Offley pulls back the focus from time to time, giving an overview of the strategic situation and technological background to the fight. He makes the point that, without the steady, reliable build-up of materiel in Britain during 1943, D-Day could not have happened in 1944. Another year's delay would have made the V-weapon assault much worse, might have allowed the Germans to get the Type XXI U-boat working and made the liberation of Western Europe much trickier (though I take issue with his assertion that it could have bought enough time for the German nuclear programme to reach fruition).
Down in the detail there are a few niggles. The T-4 and T-5 homing torpedoes, for example, were not a surprise because they were well trailed by prisoner-of-war intelligence. Overall, though, a worthwhile read.
A good book. Great descriptive narrative of the North Atlantic convoy battles in the spring of 1943, when the fight turned against the U-Boats. I appreciated the in-depth discussion on the "mechanics" of the Battle of the Atlantic, with plenty of personal accounts from both sides and all services. Though there weren't any major revelations on the reasons for the Battle's change, I did like the emphasis placed on ship reinforcements as a deciding factor. There is the usual story about the Allied technological and intelligence dominance, but the author also shows that increasing escort ship numbers and adding maneuverable support groups was another major factor for success. Overall, a good detailed look at a specific turning point in WWII.
If old Offley stuck with the story of the convoy vessels and the true tales of their encounters with the U-boat "wolf packs" of World War II along with some insight into the logistics of the North Atlantic crossings that supplied Britain and later the Americans on the European Continent, this would be a four star winner, as well a 150 pages shorter. The tedious recitation of detail, however, such as the tonnage of each vessel (also to be found in appendices) and the cargo of each gets, well, tedious - and interrupts the action.
This book epitomizes why we are fascinated by war! The escalation of technology, tactics and the character of individuals play out on time and society. The pioneering U-boat wolf pack tactics of Admiral Donitz gave Germany an advantage of many years. But Allied scientists kept improving the technology to hunt and track U-boats until with enough resources the Allies won the "Battle of the Atlantic."

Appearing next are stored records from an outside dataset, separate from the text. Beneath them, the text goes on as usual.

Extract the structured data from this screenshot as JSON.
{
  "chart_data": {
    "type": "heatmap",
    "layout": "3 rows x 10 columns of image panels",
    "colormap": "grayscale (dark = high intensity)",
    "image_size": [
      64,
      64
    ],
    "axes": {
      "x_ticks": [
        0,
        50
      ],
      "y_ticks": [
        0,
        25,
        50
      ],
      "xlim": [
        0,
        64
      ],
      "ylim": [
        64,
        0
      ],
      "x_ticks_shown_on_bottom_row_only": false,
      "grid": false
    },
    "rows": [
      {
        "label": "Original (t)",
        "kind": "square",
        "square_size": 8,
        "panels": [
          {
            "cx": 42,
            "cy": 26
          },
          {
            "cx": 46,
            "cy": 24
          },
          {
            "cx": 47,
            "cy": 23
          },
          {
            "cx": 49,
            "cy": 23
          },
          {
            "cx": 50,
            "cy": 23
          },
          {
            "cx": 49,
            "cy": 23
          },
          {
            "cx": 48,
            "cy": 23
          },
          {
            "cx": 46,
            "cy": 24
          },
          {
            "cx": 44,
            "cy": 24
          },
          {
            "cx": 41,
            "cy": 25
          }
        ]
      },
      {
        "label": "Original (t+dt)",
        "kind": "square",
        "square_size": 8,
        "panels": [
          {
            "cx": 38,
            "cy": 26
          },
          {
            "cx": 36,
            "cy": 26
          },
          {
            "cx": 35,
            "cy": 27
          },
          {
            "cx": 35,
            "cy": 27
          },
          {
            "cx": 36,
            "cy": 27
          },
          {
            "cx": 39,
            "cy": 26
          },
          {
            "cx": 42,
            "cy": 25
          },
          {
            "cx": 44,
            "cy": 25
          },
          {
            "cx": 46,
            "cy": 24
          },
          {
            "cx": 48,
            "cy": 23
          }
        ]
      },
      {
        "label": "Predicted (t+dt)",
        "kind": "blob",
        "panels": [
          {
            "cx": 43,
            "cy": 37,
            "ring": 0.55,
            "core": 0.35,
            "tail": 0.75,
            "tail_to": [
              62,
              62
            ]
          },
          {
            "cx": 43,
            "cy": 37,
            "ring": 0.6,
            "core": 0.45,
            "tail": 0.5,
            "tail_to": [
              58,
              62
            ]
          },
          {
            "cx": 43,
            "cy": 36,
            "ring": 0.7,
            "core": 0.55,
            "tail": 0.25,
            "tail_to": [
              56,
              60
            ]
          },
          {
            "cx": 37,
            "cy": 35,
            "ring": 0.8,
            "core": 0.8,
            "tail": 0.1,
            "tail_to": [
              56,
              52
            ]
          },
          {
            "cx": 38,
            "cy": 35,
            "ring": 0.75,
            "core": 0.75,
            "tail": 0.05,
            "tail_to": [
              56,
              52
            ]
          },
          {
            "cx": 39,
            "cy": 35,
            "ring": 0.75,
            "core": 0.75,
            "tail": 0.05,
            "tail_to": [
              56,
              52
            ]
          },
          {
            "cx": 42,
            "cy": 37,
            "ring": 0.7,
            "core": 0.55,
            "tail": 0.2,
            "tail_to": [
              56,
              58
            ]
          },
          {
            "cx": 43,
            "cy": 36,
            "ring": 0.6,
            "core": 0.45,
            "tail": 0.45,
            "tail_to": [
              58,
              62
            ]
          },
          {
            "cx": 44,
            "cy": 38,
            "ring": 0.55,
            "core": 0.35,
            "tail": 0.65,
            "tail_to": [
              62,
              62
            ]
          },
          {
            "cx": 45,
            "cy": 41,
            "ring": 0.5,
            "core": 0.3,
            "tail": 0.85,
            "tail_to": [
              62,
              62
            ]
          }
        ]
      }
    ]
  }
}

Well written account of the turning point of the battle of the Atlantic. Covers the back story and events leading up to the US entry into the war, including the fact the US Navy was engaged in combat operations with the German Navy before the outbreak of the war, something I knew about but haven't seen clearly covered in many accounts. I don't really care of the small band of sailors subtitle- but over look that and you get a good naval history.
Interesting book that focuses on two major convoy battles during the Battle of the Atlantic in early 1943. The first was a major U-Boat victory, while the other showed how the Allies changed their tactics and turned the tide. Lots of good 1st person naaratives from both sides. I wish I could have had a little more background information.
The war started too soon. Another year of production and upgrades to Uboats & the battle of the Atlantic could have delayed DDay and Russia may have just stopped fighting as their losses were horrific.
Exceptional read. Very well written. Excellent accounting of the battle of the North Atlantic during the time when Britain's survival hung in the balance. Very good accounting of the geo-political background that hindered and eventually supported the Allies in the North Atlantic.
I couldn't wait to give this to my friend who served in the Merchant Marine......too much, tonnage. Perhaps a great record and scholarly, but a tough read. There as no way to absorb all the details.